When she got her certification, she said, she was excited to dive into her calling but had a rough beginning as one of the few black birth workers in a small upstate New York town.
“They don’t want anyone of color there,” Abdul-Aliy said. “It’s very close-knit. No one was like, ‘Hey, come in and train with us.’ I remember asking for doula trainings and never getting a call back.”
That experience is so typical that part of Taylor’s doula workshop consists of telling aspiring black doulas what to expect when they are out in the field. She lets them know they have a different experience working than their white counterparts.
Although Taylor went into birth work to specifically help black women, a lot of her clients weren’t. She told a story about how she was sent to a family for postpartum work overnight. This particular family was wealthy and white, as are most of her clients who can afford a postpartum doula. After discovering Taylor was black, they said they didn’t need her for the night.
“People are funny with their kids,” Taylor said. “And that’s when their biases come out.”

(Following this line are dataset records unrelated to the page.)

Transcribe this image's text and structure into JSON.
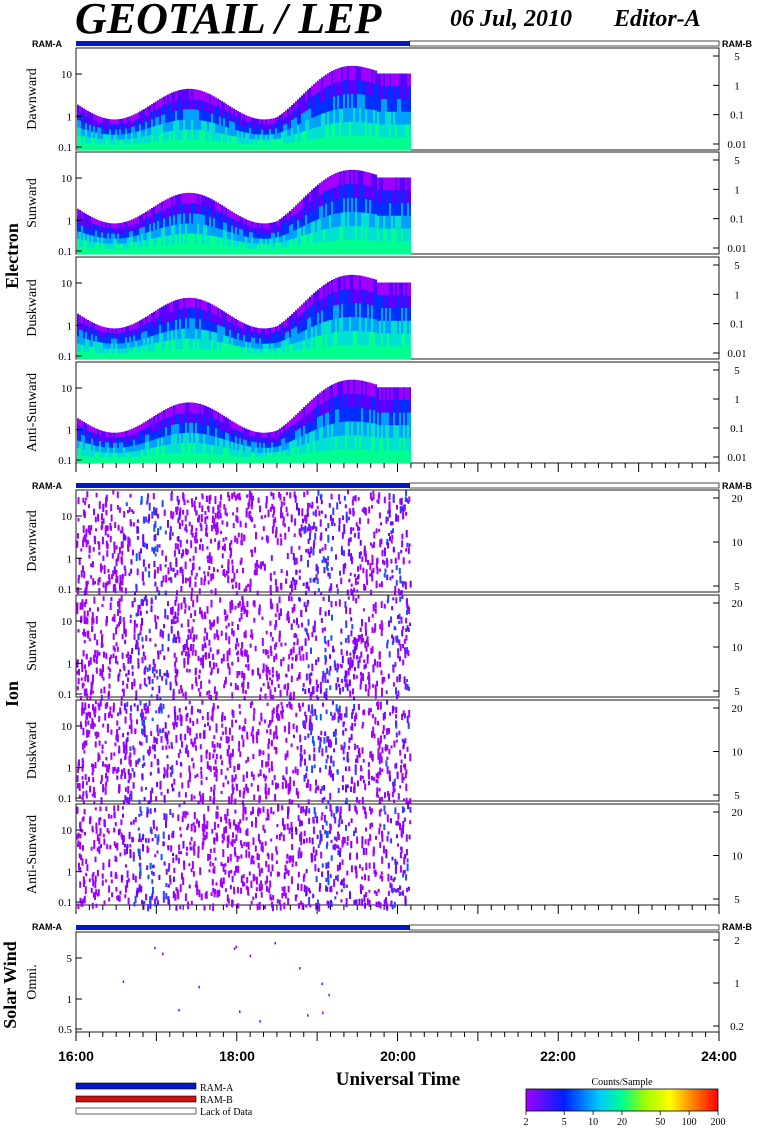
{
  "header": {
    "title": "GEOTAIL / LEP",
    "date": "06 Jul, 2010",
    "editor": "Editor-A"
  },
  "chart_data": {
    "type": "heatmap",
    "time_axis": {
      "label": "Universal Time",
      "range_hours": [
        16,
        24
      ],
      "tick_labels": [
        "16:00",
        "18:00",
        "20:00",
        "22:00",
        "24:00"
      ],
      "data_end_hour": 20.15
    },
    "ram_labels": {
      "left": "RAM-A",
      "right": "RAM-B"
    },
    "groups": [
      {
        "name": "Electron",
        "panels": [
          {
            "name": "Dawnward",
            "y_ticks": [
              "10",
              "1",
              "0.1"
            ],
            "right_ticks": [
              "5",
              "1",
              "0.1",
              "0.01"
            ]
          },
          {
            "name": "Sunward",
            "y_ticks": [
              "10",
              "1",
              "0.1"
            ],
            "right_ticks": [
              "5",
              "1",
              "0.1",
              "0.01"
            ]
          },
          {
            "name": "Duskward",
            "y_ticks": [
              "10",
              "1",
              "0.1"
            ],
            "right_ticks": [
              "5",
              "1",
              "0.1",
              "0.01"
            ]
          },
          {
            "name": "Anti-Sunward",
            "y_ticks": [
              "10",
              "1",
              "0.1"
            ],
            "right_ticks": [
              "5",
              "1",
              "0.1",
              "0.01"
            ]
          }
        ]
      },
      {
        "name": "Ion",
        "panels": [
          {
            "name": "Dawnward",
            "y_ticks": [
              "10",
              "1",
              "0.1"
            ],
            "right_ticks": [
              "20",
              "10",
              "5"
            ]
          },
          {
            "name": "Sunward",
            "y_ticks": [
              "10",
              "1",
              "0.1"
            ],
            "right_ticks": [
              "20",
              "10",
              "5"
            ]
          },
          {
            "name": "Duskward",
            "y_ticks": [
              "10",
              "1",
              "0.1"
            ],
            "right_ticks": [
              "20",
              "10",
              "5"
            ]
          },
          {
            "name": "Anti-Sunward",
            "y_ticks": [
              "10",
              "1",
              "0.1"
            ],
            "right_ticks": [
              "20",
              "10",
              "5"
            ]
          }
        ]
      },
      {
        "name": "Solar Wind",
        "panels": [
          {
            "name": "Omni.",
            "y_ticks": [
              "5",
              "1",
              "0.5"
            ],
            "right_ticks": [
              "2",
              "1",
              "0.2"
            ]
          }
        ]
      }
    ],
    "legend": [
      {
        "label": "RAM-A",
        "color": "#0018c8"
      },
      {
        "label": "RAM-B",
        "color": "#d01010"
      },
      {
        "label": "Lack of Data",
        "color": "#ffffff"
      }
    ],
    "colorbar": {
      "title": "Counts/Sample",
      "ticks": [
        "2",
        "5",
        "10",
        "20",
        "50",
        "100",
        "200"
      ]
    }
  }
}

It’s normal for her to be the only black birth worker that a center offers. Usually, Taylor said, she gets work from companies, often as an independent contractor, because they want to expand their clientele and think that a black doula will help fulfill that quota.
Currently, Taylor is in school to become a certified professional midwife at the Midwives College of Utah.
“It’s my goal to do home-birth midwiferies and join the ranks of black women in home birth,” she said. “In midwifery school, it’s not inviting to women of color. It’s always a fight. So more soldiers on the front, the better.”